Ghosts bearing a striking resemblance to our traumatized victim wander the halls, and there’s an evil menace literally burning for revenge. To add to the list of woes, the family archives hint of judgment, abandonment and enough emotional cruelty one comes to suspect Jessie may be better off on her own. Normally, I’d feel badly for the Flatsburys’ fates, but not in this case. Their misfortune is our delight as Spirit of Revenge is an exceptionally well-made hidden object adventure game.
Here is a game universe built on a solid underlying mystery which is slowly and thoughtfully revealed. Each layer of the story falls away, delicate piece by delicate piece. Illustrations are beautifully animated. Cut-scenes are usefully placed, well- written, and competently performed. Story text is provided as diaries, albums, newspaper clippings, and layers of puzzles and paintings to be assembled and examined. The story interactions are just enough to keep the player anchored in the narrative world, and I found myself watching, rather than skipping, each dialog and cut-scene.
Though this is definitely an adventure game, I’d say the heart of Cursed Castle is its cleverly designed hidden object scenes. Every scene is a multi-level treasure hunt where, first, one discovers items, then assembles them into a new tableau which reveals even more puzzles and clues. Far from the tedious game fillers hidden object scenes have become, our curious castle presents each scene like a puzzle of its own. In fact, I found myself happily furrowing my brow for the serious work of finding each and every clue without assistance.

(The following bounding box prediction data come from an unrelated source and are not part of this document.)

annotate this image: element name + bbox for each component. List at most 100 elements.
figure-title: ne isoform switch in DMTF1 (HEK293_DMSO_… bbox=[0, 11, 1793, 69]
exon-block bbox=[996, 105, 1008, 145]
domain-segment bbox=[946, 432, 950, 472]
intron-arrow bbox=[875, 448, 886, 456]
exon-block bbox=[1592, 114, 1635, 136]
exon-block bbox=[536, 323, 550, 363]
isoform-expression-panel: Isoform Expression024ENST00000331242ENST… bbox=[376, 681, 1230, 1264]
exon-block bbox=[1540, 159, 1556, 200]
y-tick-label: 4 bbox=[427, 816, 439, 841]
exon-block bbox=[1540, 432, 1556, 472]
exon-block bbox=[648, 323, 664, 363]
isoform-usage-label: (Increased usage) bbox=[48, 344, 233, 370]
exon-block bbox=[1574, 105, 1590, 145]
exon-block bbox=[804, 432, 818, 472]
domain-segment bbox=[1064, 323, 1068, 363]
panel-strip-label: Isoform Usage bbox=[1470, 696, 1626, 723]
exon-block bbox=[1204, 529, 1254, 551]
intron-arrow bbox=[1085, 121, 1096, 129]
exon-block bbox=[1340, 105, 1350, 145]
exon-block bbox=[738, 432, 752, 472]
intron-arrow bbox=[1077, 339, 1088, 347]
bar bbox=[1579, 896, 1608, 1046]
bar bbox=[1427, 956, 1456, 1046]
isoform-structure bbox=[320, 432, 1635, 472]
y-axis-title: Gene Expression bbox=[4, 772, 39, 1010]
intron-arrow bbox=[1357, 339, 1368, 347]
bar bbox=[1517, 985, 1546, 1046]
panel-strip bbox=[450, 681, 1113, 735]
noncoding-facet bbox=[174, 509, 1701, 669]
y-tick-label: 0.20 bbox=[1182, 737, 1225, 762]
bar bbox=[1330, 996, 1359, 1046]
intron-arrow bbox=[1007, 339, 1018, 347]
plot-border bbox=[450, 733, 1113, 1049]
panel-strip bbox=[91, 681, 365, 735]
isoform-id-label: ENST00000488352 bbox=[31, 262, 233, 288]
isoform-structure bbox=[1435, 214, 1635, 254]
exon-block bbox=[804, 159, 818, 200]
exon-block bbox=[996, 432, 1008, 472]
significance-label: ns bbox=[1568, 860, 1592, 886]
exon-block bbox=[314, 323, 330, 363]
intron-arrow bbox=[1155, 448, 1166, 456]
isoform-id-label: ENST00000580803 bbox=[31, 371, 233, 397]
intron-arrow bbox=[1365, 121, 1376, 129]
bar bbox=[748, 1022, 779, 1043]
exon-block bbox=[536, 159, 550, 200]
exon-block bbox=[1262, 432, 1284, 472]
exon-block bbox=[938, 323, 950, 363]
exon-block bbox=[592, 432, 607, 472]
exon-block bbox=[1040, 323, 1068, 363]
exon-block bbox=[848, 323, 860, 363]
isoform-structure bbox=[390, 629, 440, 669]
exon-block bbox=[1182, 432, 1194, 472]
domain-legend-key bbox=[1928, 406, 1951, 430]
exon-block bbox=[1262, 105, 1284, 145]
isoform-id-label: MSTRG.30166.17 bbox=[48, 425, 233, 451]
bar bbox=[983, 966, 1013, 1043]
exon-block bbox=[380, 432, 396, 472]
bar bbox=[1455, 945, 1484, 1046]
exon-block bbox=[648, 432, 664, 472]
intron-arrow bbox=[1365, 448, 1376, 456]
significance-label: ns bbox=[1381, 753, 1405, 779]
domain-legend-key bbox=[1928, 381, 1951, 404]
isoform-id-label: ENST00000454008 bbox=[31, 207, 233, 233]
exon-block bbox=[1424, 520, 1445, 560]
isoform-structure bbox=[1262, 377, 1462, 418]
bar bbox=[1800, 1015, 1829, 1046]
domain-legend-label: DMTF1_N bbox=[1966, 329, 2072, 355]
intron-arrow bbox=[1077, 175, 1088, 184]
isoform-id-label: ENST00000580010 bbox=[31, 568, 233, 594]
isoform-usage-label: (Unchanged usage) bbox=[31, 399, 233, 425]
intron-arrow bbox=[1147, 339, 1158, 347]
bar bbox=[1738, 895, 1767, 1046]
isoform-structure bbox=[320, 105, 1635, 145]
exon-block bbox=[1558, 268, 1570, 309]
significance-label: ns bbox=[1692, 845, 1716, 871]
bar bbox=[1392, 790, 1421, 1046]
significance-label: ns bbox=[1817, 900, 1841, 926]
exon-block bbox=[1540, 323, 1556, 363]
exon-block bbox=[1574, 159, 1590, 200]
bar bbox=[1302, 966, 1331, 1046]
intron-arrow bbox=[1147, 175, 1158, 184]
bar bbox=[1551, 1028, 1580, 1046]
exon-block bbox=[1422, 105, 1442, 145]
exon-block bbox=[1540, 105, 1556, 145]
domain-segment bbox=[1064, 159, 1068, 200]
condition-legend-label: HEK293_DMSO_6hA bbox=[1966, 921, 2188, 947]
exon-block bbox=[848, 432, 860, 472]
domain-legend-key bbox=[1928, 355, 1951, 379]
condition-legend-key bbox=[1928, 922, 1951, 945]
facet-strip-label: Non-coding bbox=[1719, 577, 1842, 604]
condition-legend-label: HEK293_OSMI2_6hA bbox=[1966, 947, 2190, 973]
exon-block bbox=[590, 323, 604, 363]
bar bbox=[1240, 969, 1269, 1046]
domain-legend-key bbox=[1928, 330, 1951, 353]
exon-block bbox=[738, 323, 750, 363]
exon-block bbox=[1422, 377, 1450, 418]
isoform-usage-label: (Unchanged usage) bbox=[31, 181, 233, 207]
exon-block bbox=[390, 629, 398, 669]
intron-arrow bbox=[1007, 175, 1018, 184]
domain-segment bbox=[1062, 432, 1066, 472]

Yet, such stubbornness isn’t necessary. The hint system is quite generous. Mini-puzzles can be skipped, and HO clues can be devoured using hints each step of the way. That said, you’ll probably be more satisfied doing the work on your own. The puzzles are so logical there isn’t much need to use the hint system. Each inventory item has a unique, corresponding destination, and items are used logically (keys open locks, fire melts objects, and shapes fit their corresponding indentations – just as any player would hope).
The classic navigation with arrows is in place, but as a map is provided during the opening interaction, there’s little reason to back out of scenes. Additionally, if you do happen to use a hint in an adventure scene, a mini-view will appear allowing players to travel directly between scenes with a single click of their mouse.
All of this care blended with a thoughtfully written story makes for a game which is more than another time waster. It’s an actual pleasure to enjoy the Flatsburys’ plight. In fact, though money may not buy our ill-fated family much joy, Spirit of Revenge: Cursed Castle is well worth the price of admission for any visitor looking for a heaping helping of HOA happiness.